If this became a product, I'd sell it as a managed service, not a self-hosted tool. A creator does not want to debug FFmpeg flags or chase stale webpack bundles in /tmp. They want to send a Telegram message and see their post go live an hour later. That's the pitch.
Run it yourself
The repo is set up to clone, install, and run. AGENTS.mdhas the full setup steps for a fresh machine. One thing to not skip: the GDrive step to download the motion background assets. Without those, the render fails at 60% with a 404 and the error message doesn't tell you why.

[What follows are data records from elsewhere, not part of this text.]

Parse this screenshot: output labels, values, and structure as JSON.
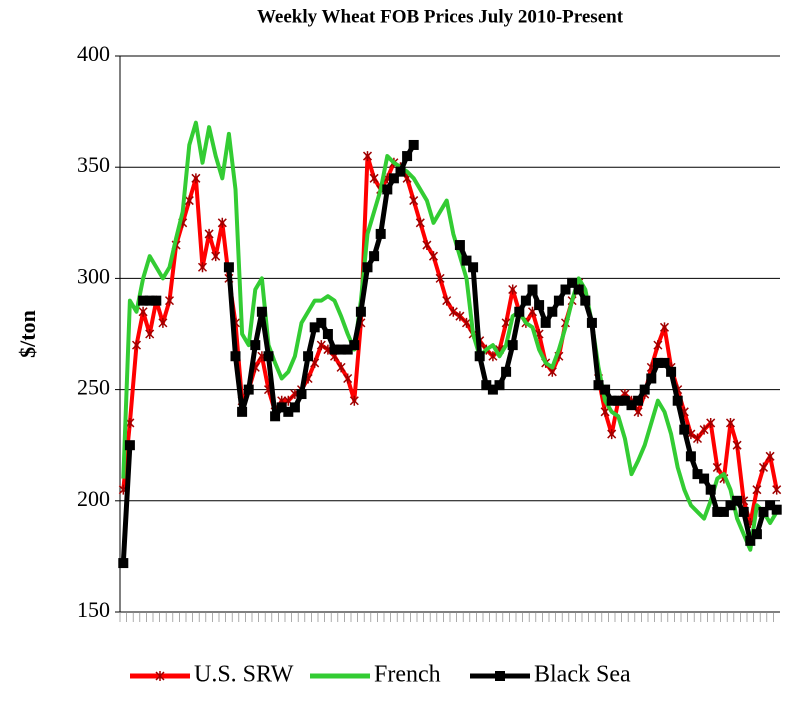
{
  "chart_data": {
    "type": "line",
    "title": "Weekly Wheat FOB Prices July 2010-Present",
    "ylabel": "$/ton",
    "categories": [
      null,
      null,
      null,
      null,
      null,
      null,
      null,
      null,
      null,
      null,
      null,
      null,
      null,
      null,
      null,
      null,
      null,
      null,
      null,
      null,
      null,
      null,
      null,
      null,
      null,
      null,
      null,
      null,
      null,
      null,
      null,
      null,
      null,
      null,
      null,
      null,
      null,
      null,
      null,
      null,
      null,
      null,
      null,
      null,
      null,
      null,
      null,
      null,
      null,
      null,
      null,
      null,
      null,
      null,
      null,
      null,
      null,
      null,
      null,
      null,
      null,
      null,
      null,
      null,
      null,
      null,
      null,
      null,
      null,
      null,
      null,
      null,
      null,
      null,
      null,
      null,
      null,
      null,
      null,
      null,
      null,
      null,
      null,
      null,
      null,
      null,
      null,
      null,
      null,
      null,
      null,
      null,
      null,
      null,
      null,
      null,
      null,
      null,
      null,
      null
    ],
    "ylim": [
      150,
      400
    ],
    "yticks": [
      150,
      200,
      250,
      300,
      350,
      400
    ],
    "grid": true,
    "legend": "bottom",
    "series": [
      {
        "name": "U.S. SRW",
        "color": "#ff0000",
        "marker": "asterisk",
        "values": [
          205,
          235,
          270,
          285,
          275,
          290,
          280,
          290,
          315,
          325,
          335,
          345,
          305,
          320,
          310,
          325,
          300,
          280,
          245,
          250,
          260,
          265,
          250,
          240,
          245,
          245,
          248,
          250,
          255,
          262,
          270,
          268,
          265,
          260,
          255,
          245,
          280,
          355,
          345,
          340,
          345,
          352,
          350,
          345,
          335,
          325,
          315,
          310,
          300,
          290,
          285,
          283,
          280,
          275,
          272,
          268,
          265,
          268,
          280,
          295,
          285,
          280,
          285,
          275,
          262,
          258,
          265,
          280,
          290,
          298,
          290,
          280,
          255,
          240,
          230,
          245,
          248,
          245,
          240,
          248,
          260,
          270,
          278,
          260,
          250,
          240,
          230,
          228,
          232,
          235,
          215,
          210,
          235,
          225,
          200,
          190,
          205,
          215,
          220,
          205
        ]
      },
      {
        "name": "French",
        "color": "#33cc33",
        "marker": "none",
        "values": [
          210,
          290,
          285,
          300,
          310,
          305,
          300,
          305,
          318,
          330,
          360,
          370,
          352,
          368,
          355,
          345,
          365,
          340,
          275,
          270,
          295,
          300,
          270,
          262,
          255,
          258,
          265,
          280,
          285,
          290,
          290,
          292,
          290,
          283,
          275,
          268,
          290,
          320,
          330,
          340,
          355,
          352,
          350,
          348,
          345,
          340,
          335,
          325,
          330,
          335,
          320,
          310,
          300,
          275,
          265,
          268,
          270,
          265,
          270,
          283,
          285,
          280,
          278,
          268,
          262,
          260,
          268,
          278,
          290,
          300,
          295,
          280,
          260,
          245,
          240,
          238,
          228,
          212,
          218,
          225,
          235,
          245,
          240,
          230,
          215,
          205,
          198,
          195,
          192,
          200,
          210,
          212,
          205,
          192,
          185,
          178,
          198,
          195,
          190,
          195
        ]
      },
      {
        "name": "Black Sea",
        "color": "#000000",
        "marker": "square",
        "values": [
          172,
          225,
          null,
          290,
          290,
          290,
          null,
          null,
          null,
          null,
          null,
          null,
          null,
          null,
          null,
          null,
          305,
          265,
          240,
          250,
          270,
          285,
          265,
          238,
          242,
          240,
          242,
          248,
          265,
          278,
          280,
          275,
          268,
          268,
          268,
          270,
          285,
          305,
          310,
          320,
          340,
          345,
          348,
          355,
          360,
          null,
          null,
          null,
          null,
          null,
          null,
          315,
          308,
          305,
          265,
          252,
          250,
          252,
          258,
          270,
          285,
          290,
          295,
          288,
          280,
          285,
          290,
          295,
          298,
          295,
          290,
          280,
          252,
          250,
          245,
          245,
          245,
          243,
          245,
          250,
          255,
          262,
          262,
          258,
          245,
          232,
          220,
          212,
          210,
          205,
          195,
          195,
          198,
          200,
          195,
          182,
          185,
          195,
          198,
          196
        ]
      }
    ]
  }
}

To test just the editing pipeline without the Telegram loop:
python -m video.pipeline path/to/raw_video.mp4 research_output/<slug>/This produces v2, v3, and v5 in Rendered_Videos/. It's the fastest way to see the full edit on your own recording without setting up the bot.
To run the full autonomous loop:
python main.pyThen talk to it on Telegram.
What would have saved me hours
- —A Remotion plugin that fails loudly when a
staticFile()URL has a space in it, instead of a silent 404 mid-render. - —A documented way to share a single root composition between Studio and the renderer. Right now you maintain two of everything.
- —A flag on
OffthreadVideothat says “loop if the source is shorter than the sequence.” The default hang-on-seek is a footgun. - —Anything written about what actually breaks when you wire a Remotion render into a real automated loop. Most docs stop at “and then
npx remotion renderproduces an mp4.” The interesting failures all come after that.
Built in one day. A lot of it works. Tell me what breaks when you run it.